Buildkite is for self-hosted CI/CD runner; GitHub Actions is for GitHub-native CI/CD driven by YAML workflows inside; decide based on how portable the setup must stay.

Feature comparison

Buildkite Buildkite GitHub Actions GitHub Actions
Category A/B Testing / Experimentation A/B Testing / Experimentation
Pricing Model freemium usage
Entry Price $2.50 $0.008/min (Linux)
Free Tier Yes Yes
Billing Complexity low
Developer Experience 5/5 5/5
Pricing Transparency 4/5 4/5
Lock-in Level low medium
Migration Complexity medium
Data Portability Workflow YAML towithbyand
Enterprise Available Available
GitHub Stars 969
License MIT

Switching cost & lock-in

Buildkite

GitHub Actions

Medium — binding to GitHub ecosystem, YAML-format andto

Migration difficulty: medium

Data you keep: Workflow YAML towithbyand

API standard: Proprietary YAML

Risk notes: Medium — binding to GitHub ecosystem, YAML-format andto

💡 Moderate effort required.
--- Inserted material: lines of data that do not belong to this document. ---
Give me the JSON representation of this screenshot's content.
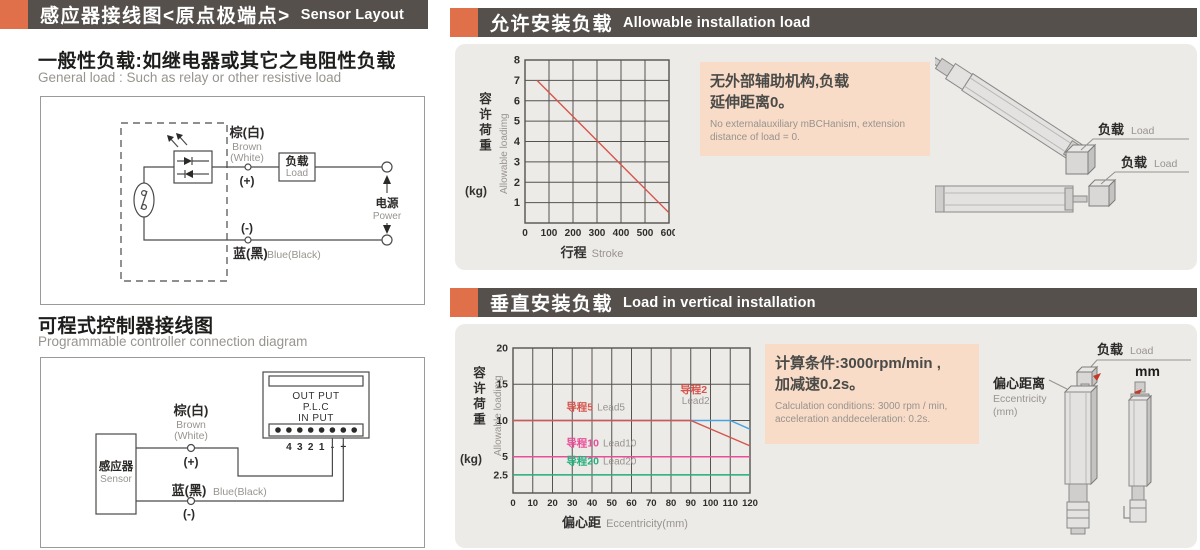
{
  "colors": {
    "header_bg": "#55504C",
    "accent_orange": "#DF7049",
    "panel_bg": "#EDEBE8",
    "note_bg": "#F8DCC7",
    "line_red": "#D6554D",
    "line_blue": "#4AA3DD",
    "line_magenta": "#E94E98",
    "line_green": "#27B07C"
  },
  "left": {
    "header": {
      "zh": "感应器接线图<原点极端点>",
      "en": "Sensor Layout"
    },
    "general": {
      "zh": "一般性负载:如继电器或其它之电阻性负载",
      "en": "General load : Such as relay or other resistive load"
    },
    "plc_section": {
      "zh": "可程式控制器接线图",
      "en": "Programmable controller connection diagram"
    },
    "circuit1": {
      "brown_zh": "棕(白)",
      "brown_en1": "Brown",
      "brown_en2": "(White)",
      "plus": "(+)",
      "minus": "(-)",
      "load_zh": "负载",
      "load_en": "Load",
      "power_zh": "电源",
      "power_en": "Power",
      "blue_zh": "蓝(黑)",
      "blue_en": "Blue(Black)"
    },
    "circuit2": {
      "sensor_zh": "感应器",
      "sensor_en": "Sensor",
      "brown_zh": "棕(白)",
      "brown_en1": "Brown",
      "brown_en2": "(White)",
      "plus": "(+)",
      "minus": "(-)",
      "blue_zh": "蓝(黑)",
      "blue_en": "Blue(Black)",
      "plc_line1": "OUT PUT",
      "plc_line2": "P.L.C",
      "plc_line3": "IN PUT",
      "terminal_labels": [
        "4",
        "3",
        "2",
        "1",
        "-",
        "+"
      ]
    }
  },
  "right": {
    "panel1": {
      "header_zh": "允许安装负载",
      "header_en": "Allowable installation load",
      "note_zh1": "无外部辅助机构,负载",
      "note_zh2": "延伸距离0。",
      "note_en": "No externalauxiliary mBCHanism, extension distance of load = 0.",
      "load1_zh": "负载",
      "load1_en": "Load",
      "load2_zh": "负载",
      "load2_en": "Load"
    },
    "panel2": {
      "header_zh": "垂直安装负载",
      "header_en": "Load in vertical installation",
      "note_zh1": "计算条件:3000rpm/min ,",
      "note_zh2": "加减速0.2s。",
      "note_en": "Calculation conditions: 3000 rpm / min, acceleration anddeceleration: 0.2s.",
      "load_zh": "负载",
      "load_en": "Load",
      "mm": "mm",
      "ecc_zh": "偏心距离",
      "ecc_en": "Eccentricity",
      "ecc_mm": "(mm)"
    }
  },
  "chart_data": [
    {
      "type": "line",
      "title": "允许安装负载 Allowable installation load",
      "xlabel_zh": "行程",
      "xlabel_en": "Stroke",
      "ylabel_zh": "容许荷重",
      "ylabel_unit": "(kg)",
      "ylabel_en": "Allowable loadimg",
      "xlim": [
        0,
        600
      ],
      "ylim": [
        0,
        8
      ],
      "xticks": [
        0,
        100,
        200,
        300,
        400,
        500,
        600
      ],
      "yticks": [
        1,
        2,
        3,
        4,
        5,
        6,
        7,
        8
      ],
      "grid": true,
      "legend": "none",
      "series": [
        {
          "name": "allowable-load",
          "color": "#D6554D",
          "points": [
            [
              50,
              7
            ],
            [
              600,
              0.5
            ]
          ]
        }
      ]
    },
    {
      "type": "line",
      "title": "垂直安装负载 Load in vertical installation",
      "xlabel_zh": "偏心距",
      "xlabel_en": "Eccentricity(mm)",
      "ylabel_zh": "容许荷重",
      "ylabel_unit": "(kg)",
      "ylabel_en": "Allowable loadimg",
      "xlim": [
        0,
        120
      ],
      "ylim": [
        0,
        20
      ],
      "xticks": [
        0,
        10,
        20,
        30,
        40,
        50,
        60,
        70,
        80,
        90,
        100,
        110,
        120
      ],
      "yticks": [
        2.5,
        5,
        10,
        15,
        20
      ],
      "grid": true,
      "legend": "inline",
      "series": [
        {
          "name_zh": "导程2",
          "name_en": "Lead2",
          "color": "#4AA3DD",
          "label_color": "#D6554D",
          "points": [
            [
              0,
              10
            ],
            [
              110,
              10
            ],
            [
              120,
              8.8
            ]
          ],
          "label_at": [
            91.5,
            13.8
          ],
          "label_stacked": true
        },
        {
          "name_zh": "导程5",
          "name_en": "Lead5",
          "color": "#D6554D",
          "label_color": "#D6554D",
          "points": [
            [
              0,
              10
            ],
            [
              90,
              10
            ],
            [
              120,
              6.5
            ]
          ],
          "label_at": [
            27,
            11.4
          ]
        },
        {
          "name_zh": "导程10",
          "name_en": "Lead10",
          "color": "#E94E98",
          "label_color": "#E94E98",
          "points": [
            [
              0,
              5
            ],
            [
              120,
              5
            ]
          ],
          "label_at": [
            27,
            6.4
          ]
        },
        {
          "name_zh": "导程20",
          "name_en": "Lead20",
          "color": "#27B07C",
          "label_color": "#27B07C",
          "points": [
            [
              0,
              2.5
            ],
            [
              120,
              2.5
            ]
          ],
          "label_at": [
            27,
            3.9
          ]
        }
      ]
    }
  ]
}
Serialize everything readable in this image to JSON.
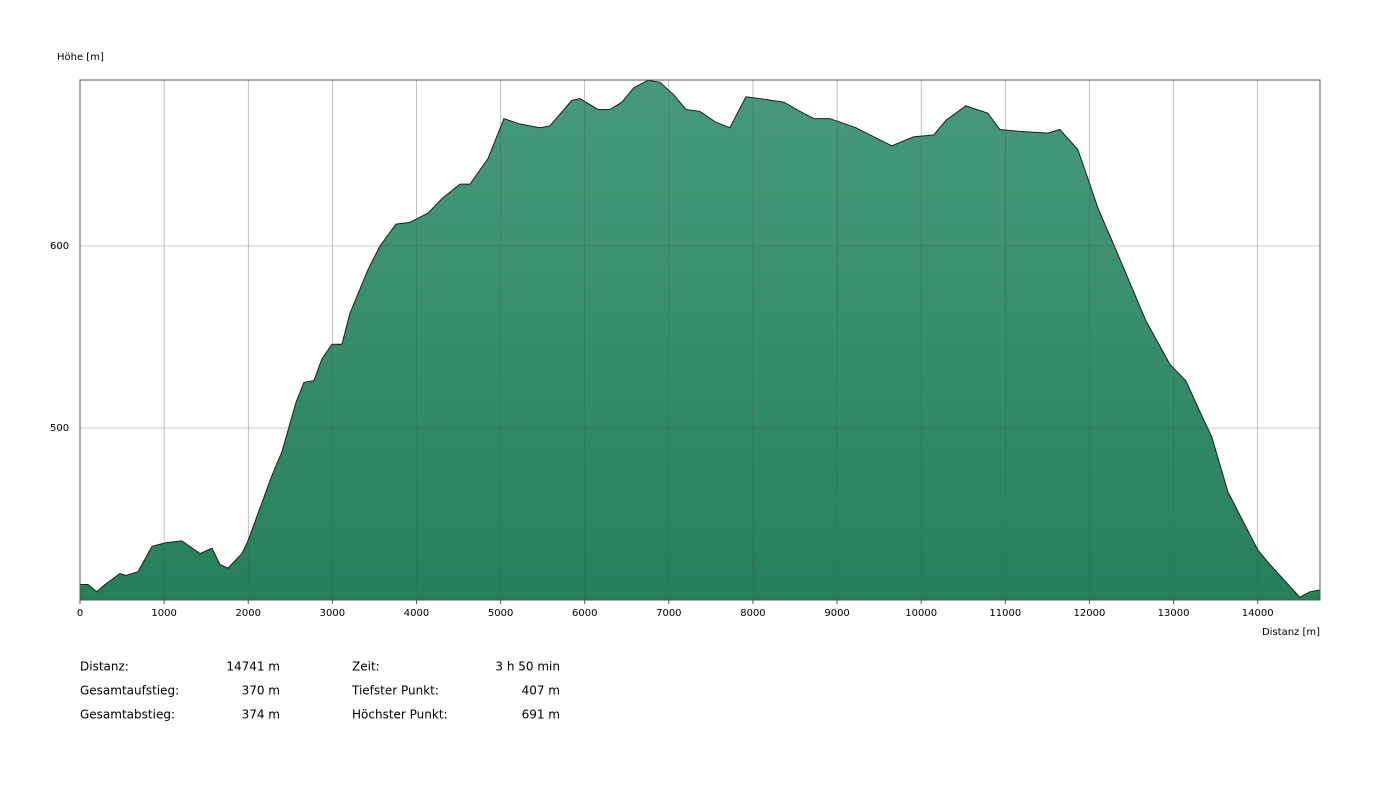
{
  "chart_data": {
    "type": "area",
    "y_label": "Höhe [m]",
    "x_label": "Distanz [m]",
    "color": "#1f1f1f",
    "gradient": [
      "#48997c",
      "#26805a"
    ],
    "grid": true,
    "xlim": [
      0,
      14741
    ],
    "ylim": [
      405.5,
      691.2
    ],
    "xticks": [
      0,
      1000,
      2000,
      3000,
      4000,
      5000,
      6000,
      7000,
      8000,
      9000,
      10000,
      11000,
      12000,
      13000,
      14000
    ],
    "yticks": [
      500,
      600
    ],
    "x": [
      0,
      95,
      200,
      297,
      475,
      547,
      690,
      856,
      1022,
      1212,
      1426,
      1569,
      1664,
      1759,
      1925,
      1997,
      2163,
      2282,
      2401,
      2567,
      2662,
      2781,
      2876,
      2995,
      3114,
      3209,
      3423,
      3566,
      3756,
      3922,
      4136,
      4303,
      4517,
      4636,
      4850,
      5040,
      5230,
      5468,
      5586,
      5848,
      5943,
      6157,
      6300,
      6442,
      6585,
      6751,
      6894,
      7060,
      7203,
      7369,
      7559,
      7726,
      7916,
      8082,
      8368,
      8558,
      8724,
      8914,
      9223,
      9437,
      9651,
      9912,
      10150,
      10293,
      10531,
      10792,
      10934,
      11172,
      11505,
      11648,
      11862,
      12005,
      12100,
      12314,
      12671,
      12956,
      13146,
      13313,
      13455,
      13646,
      14002,
      14145,
      14501,
      14620,
      14741
    ],
    "values": [
      414,
      414,
      410,
      414,
      420,
      419,
      421,
      435,
      437,
      438,
      431,
      434,
      425,
      423,
      431,
      438,
      459,
      474,
      487,
      514,
      525,
      526,
      538,
      546,
      546,
      563,
      587,
      600,
      612,
      613,
      618,
      626,
      634,
      634,
      648,
      670,
      667,
      665,
      666,
      680,
      681,
      675,
      675,
      679,
      687,
      691,
      690,
      683,
      675,
      674,
      668,
      665,
      682,
      681,
      679,
      674,
      670,
      670,
      665,
      660,
      655,
      660,
      661,
      669,
      677,
      673,
      664,
      663,
      662,
      664,
      653,
      634,
      621,
      598,
      559,
      535,
      526,
      509,
      495,
      465,
      433,
      425,
      407,
      410,
      411
    ]
  },
  "stats": [
    [
      {
        "label": "Distanz:",
        "value": "14741 m"
      },
      {
        "label": "Zeit:",
        "value": "3 h 50 min"
      }
    ],
    [
      {
        "label": "Gesamtaufstieg:",
        "value": "370 m"
      },
      {
        "label": "Tiefster Punkt:",
        "value": "407 m"
      }
    ],
    [
      {
        "label": "Gesamtabstieg:",
        "value": "374 m"
      },
      {
        "label": "Höchster Punkt:",
        "value": "691 m"
      }
    ]
  ]
}
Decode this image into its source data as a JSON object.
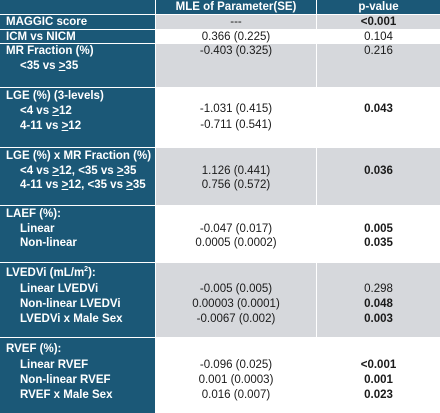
{
  "header": {
    "col1": "",
    "col2": "MLE of Parameter(SE)",
    "col3": "p-value"
  },
  "rows": [
    {
      "labels": [
        "MAGGIC score"
      ],
      "mle": [
        "---"
      ],
      "p": [
        {
          "v": "<0.001",
          "bold": true
        }
      ]
    },
    {
      "labels": [
        "ICM vs NICM"
      ],
      "mle": [
        "0.366 (0.225)"
      ],
      "p": [
        {
          "v": "0.104",
          "bold": false
        }
      ]
    },
    {
      "labels": [
        "MR Fraction (%)",
        "<35 vs >35"
      ],
      "mle": [
        "-0.403 (0.325)"
      ],
      "p": [
        {
          "v": "0.216",
          "bold": false
        }
      ]
    },
    {
      "labels": [
        "LGE (%) (3-levels)",
        "<4 vs >12",
        "4-11 vs >12"
      ],
      "mle": [
        "-1.031 (0.415)",
        "-0.711 (0.541)"
      ],
      "p": [
        {
          "v": "0.043",
          "bold": true
        }
      ]
    },
    {
      "labels": [
        "LGE (%) x MR Fraction (%)",
        "<4 vs >12, <35 vs >35",
        "4-11 vs >12, <35 vs >35"
      ],
      "mle": [
        "1.126 (0.441)",
        "0.756 (0.572)"
      ],
      "p": [
        {
          "v": "0.036",
          "bold": true
        }
      ]
    },
    {
      "labels": [
        "LAEF (%):",
        "Linear",
        "Non-linear"
      ],
      "mle": [
        "-0.047 (0.017)",
        "0.0005 (0.0002)"
      ],
      "p": [
        {
          "v": "0.005",
          "bold": true
        },
        {
          "v": "0.035",
          "bold": true
        }
      ]
    },
    {
      "labels": [
        "LVEDVi (mL/m²):",
        "Linear LVEDVi",
        "Non-linear LVEDVi",
        "LVEDVi x Male Sex"
      ],
      "mle": [
        "-0.005 (0.005)",
        "0.00003 (0.0001)",
        "-0.0067 (0.002)"
      ],
      "p": [
        {
          "v": "0.298",
          "bold": false
        },
        {
          "v": "0.048",
          "bold": true
        },
        {
          "v": "0.003",
          "bold": true
        }
      ]
    },
    {
      "labels": [
        "RVEF (%):",
        "Linear RVEF",
        "Non-linear RVEF",
        "RVEF x Male Sex"
      ],
      "mle": [
        "-0.096 (0.025)",
        "0.001 (0.0003)",
        "0.016 (0.007)"
      ],
      "p": [
        {
          "v": "<0.001",
          "bold": true
        },
        {
          "v": "0.001",
          "bold": true
        },
        {
          "v": "0.023",
          "bold": true
        }
      ]
    }
  ],
  "colors": {
    "label_column": "#1b5877",
    "shaded_row": "#d6d8dc",
    "white_row": "#ffffff"
  }
}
Export data before canceling

When to choose which

Choose Buildkite when…

Choose Buildkite if a free tier with paid upgrade from $2.50 is the right shape and the work maps to self-hosted CI/CD runner with agent-based pipelines on your own infrastructure.

  • Conversion optimization
  • Data-driven product experiments
  • Generous free tier for getting started

Not for: Internal projects

Choose GitHub Actions when…

Choose GitHub Actions if some ecosystem coupling is acceptable and the work lines up with GitHub-native CI/CD driven by YAML workflows inside the repo.

  • Conversion optimization
  • Data-driven product experiments
  • Generous free tier for getting started

Not for: Internal projects

Common use cases

Buildkite

  • Conversion optimization
  • Data-driven product experiments
  • Multi-variant testing

GitHub Actions

  • Conversion optimization
  • Data-driven product experiments
  • Multi-variant testing

Ready to explore?

Check each tool's dedicated page for deeper reviews, setup notes, and pros/cons.

Frequently asked questions

Is Buildkite cheaper than GitHub Actions?

Buildkite starts at $2.50 on a freemium model; GitHub Actions starts at $0.008/min (Linux) on a usage model. That makes the sticker comparison depend on usage — a low entry price can get expensive once volume ramps, so price at your actual workload.

Can I migrate from Buildkite to GitHub Actions?

Migration is possible in either direction. Buildkite carries low lock-in and GitHub Actions carries medium lock-in, so plan for meaningful but not blocking rework. Run both in parallel before you fully cut over.

Which has better developer experience?

Both Buildkite and GitHub Actions rate the same on developer experience (5/5). The decision on DX then comes down to taste — which CLI, UI, or workflow matches your team's habits. A short side-by-side trial is the quickest way to tell.

Is GitHub Actions a good alternative to Buildkite?

Yes — GitHub Actions is a reasonable alternative to Buildkite for conversion optimization. The practical differences are freemium-vs-usage billing and low-vs-medium lock-in. If those fit your constraints better, treat GitHub Actions as a credible swap.